Again, the Economist does report the NAS finding that immigration costs every native-born family in California $1200 extra in taxes per year. Admittedly, it flubs up the analysis, arguing "the methodology is flawed" because tax-paying immigrant children will moderate this loss eventually (but the NAS was reporting on a specific year) and citing UC-Berkeley economist Ronald Lee's much-touted estimate that immigrants are worth an average $80,000 net in taxes over their lifetimes (but this assumed a massive tax increase to bail out Social Security—otherwise they're still a net loss.)  Still, that amazing California cost is there, in print. Revolutions have started over less.

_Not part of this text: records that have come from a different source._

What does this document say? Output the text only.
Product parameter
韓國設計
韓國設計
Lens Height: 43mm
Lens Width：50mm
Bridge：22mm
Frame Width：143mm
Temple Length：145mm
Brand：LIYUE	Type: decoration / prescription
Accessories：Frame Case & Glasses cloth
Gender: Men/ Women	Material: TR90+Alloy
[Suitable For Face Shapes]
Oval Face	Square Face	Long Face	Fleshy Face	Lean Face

The Economist survey is also helpful, again inadvertently, in suggesting why the NAS report has not started a revolution—yet. It leans heavily on the sinister figure of RAND Corporation economist James P. Smith, who in his role as chairman of the NAS study oversaw the single most misleading press release I've ever seen in nearly thirty years of professional journalism.  It is entirely because of this press release (with a little help from the idleness, stupidity and bias of the media—but what else is new?) that even opponents of immigration policy think the NAS found massive economic gains from immigration, whereas in fact it found the exact opposite. Dr Smith has recently produced Pollyannaish figures, not yet available to colleagues, that allegedly show that the established decline in relative education levels among immigrants has halted—achieved, apparently, by the trick of not counting the backlog of Green card applicants, many of them known to be illegal immigrants already here.

The Economist features this revealing quote from Smith: "Yes, one-third of my country will claim Asian or Hispanic roots by 2050 [i.e. bear no relation to the historic American nation]. But most of that one-third will also be something else [i.e. the ethnic situation will be even more confused]. And our kids will live in that world. We will not." [Italics added].

Just our kids, eh?  Oh, well—that's O.K. then. Isn't it?